Son contact sembla ranimer un cœur qui battait faiblement. Des cils sombres tremblèrent sur une peau livide. Une fente apparut dans les yeux une seconde plus tard. Des lèvres sans couleur bougèrent. Un éclat de pupilles perdues. Puis, des mots murmurés avec faiblesse.

Cela tomba dans des oreilles qui ne comprenaient rien. Saffie se pencha un peu plus avant de reconnaître la langue. « Hé. Salut. Je… je ne parle pas coréen. Tu parles anglais ? » Il n’en voulait pas, cette connexion qu’il s’était imposée en observant ce visage, en testant sa capacité à croiser son regard. Cette connexion avec quelqu’un qu’il ne connaissait pas, dont il ne savait pas s’il allait s’en sortir, et dont il ne connaîtrait peut-être jamais l’histoire. « Tu peux me dire ton nom ? »

Ce garçon avait des yeux magnifiques. Le peu qu’ils voyaient, et le peu qu’ils enregistraient — cela n’effaçait pas leur forme douce, leur teinte marron clair, leurs reflets brillants. « Ne… t’en… » Il y avait du sang sur ses lèvres. Du sang dans sa bouche. Fidèle à l’inquiétude de Saffie, il essaya de tourner la tête, cherchant à voir la personne qui le touchait.

« Quel est ton nom ? Tu peux me dire ton nom ? » La voix de Saffie n’était que l’ombre de ce qu’elle aurait dû être pour quelqu’un avec sept ans d’études médicales. Il déplaça son genou pour bloquer le reflet des phares qui gênait ces yeux errants.

Du sang perla au coin des lèvres pâles alors que le garçon formait un autre mot. « …Souviens… » Cela traîna sur sa peau lisse avant de retomber sur le béton. « Ils… ont dit… que je ne… »

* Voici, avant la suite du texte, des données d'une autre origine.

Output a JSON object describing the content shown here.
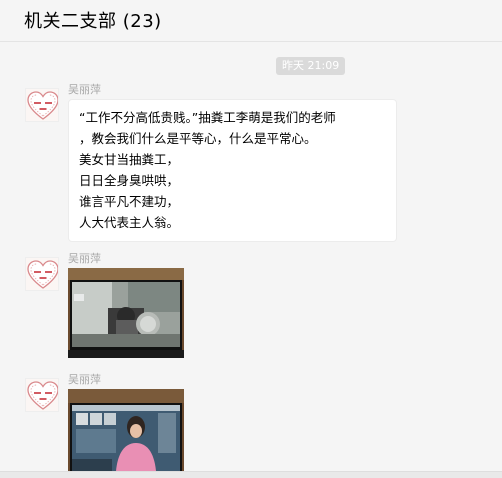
{
  "header": {
    "title": "机关二支部 (23)"
  },
  "timestamp": "昨天 21:09",
  "messages": [
    {
      "sender": "吴丽萍",
      "type": "text",
      "lines": [
        "“工作不分高低贵贱。”抽粪工李萌是我们的老师",
        "，教会我们什么是平等心，什么是平常心。",
        "美女甘当抽粪工，",
        "日日全身臭哄哄，",
        "谁言平凡不建功，",
        "人大代表主人翁。"
      ]
    },
    {
      "sender": "吴丽萍",
      "type": "image"
    },
    {
      "sender": "吴丽萍",
      "type": "image"
    }
  ],
  "colors": {
    "background": "#f5f5f5",
    "bubble": "#ffffff",
    "timestamp_bg": "#dadada",
    "sender_name": "#a8a8a8"
  },
  "icons": {
    "avatar": "heart-avatar-icon"
  }
}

« D’accord, d’accord », murmura Saffie. « Ne parle pas. Ne parle pas. Ça va aller. Les secours seront bientôt là. Tu vas t’en sortir. S’il te plaît, ne bouge pas. »

Le corps épuisé fut secoué par une quinte de toux, des gouttelettes frappant le sol, éclaboussant le pantalon de Saffie. Le jeune homme de vingt-sept ans soupira doucement et détourna les yeux. « Tu dois rester tranquille. »

Si l’ambulance tardait trop, ce garçon allait reperdre connaissance. Il risquait même de faire un arrêt cardiaque.